Thursday, February 5, 2009

Bal de Misère


No matter how much you protest when your friends invite you, everyone secretly loves a theme party. I've been to everything from a Create Your Own Superhero Bacchanalia to an 18th Century Casino Night, and I'm still bewailing the fact that I was out of town during the infamous Mustache Ball. 

The party advertised in this poster, however, takes the proverbial cake. Straight out of Zoolander, it's the "Derelicte" ball....except rather than be a facade for the fashion industry's secret ploy to kill the Prime Minister of Malaysia, it's an all-out serious social event.
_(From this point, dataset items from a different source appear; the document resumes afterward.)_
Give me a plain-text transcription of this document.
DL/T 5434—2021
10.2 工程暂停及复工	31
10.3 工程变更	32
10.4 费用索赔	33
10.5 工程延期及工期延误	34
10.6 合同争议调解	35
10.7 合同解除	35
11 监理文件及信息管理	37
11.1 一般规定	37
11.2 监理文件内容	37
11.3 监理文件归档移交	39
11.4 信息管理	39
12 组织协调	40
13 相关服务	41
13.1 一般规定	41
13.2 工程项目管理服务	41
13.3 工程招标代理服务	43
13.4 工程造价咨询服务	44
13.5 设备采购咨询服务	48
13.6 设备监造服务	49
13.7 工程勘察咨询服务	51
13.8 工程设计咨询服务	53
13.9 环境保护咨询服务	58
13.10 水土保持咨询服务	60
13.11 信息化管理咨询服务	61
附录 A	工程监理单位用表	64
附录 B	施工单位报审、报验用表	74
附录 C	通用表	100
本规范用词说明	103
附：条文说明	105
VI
No Mugatu, no hand models, just a pure, homeless-inspired fashion fest for your late-night enjoyment. 

I mean, look at the fellow on the poster. Adorned in the best hobo style an Art Deco artist could muster, he is rockin' out. Don't you want to put on your knee-patched ochre tights and Constructionist tunic, too? 

And what sort of entertainment would be provided, you may ask? Well, according to this poster, you get to look forward to a Ukrainian choir, some hygiene intervention lectures, a ballet, an around-the-world look at poverty, the next season of women's fashion, and jazz (4 types of jazz, at that). If they topped all that off with copious amounts of alcohol, I would imagine it was a pretty wild time.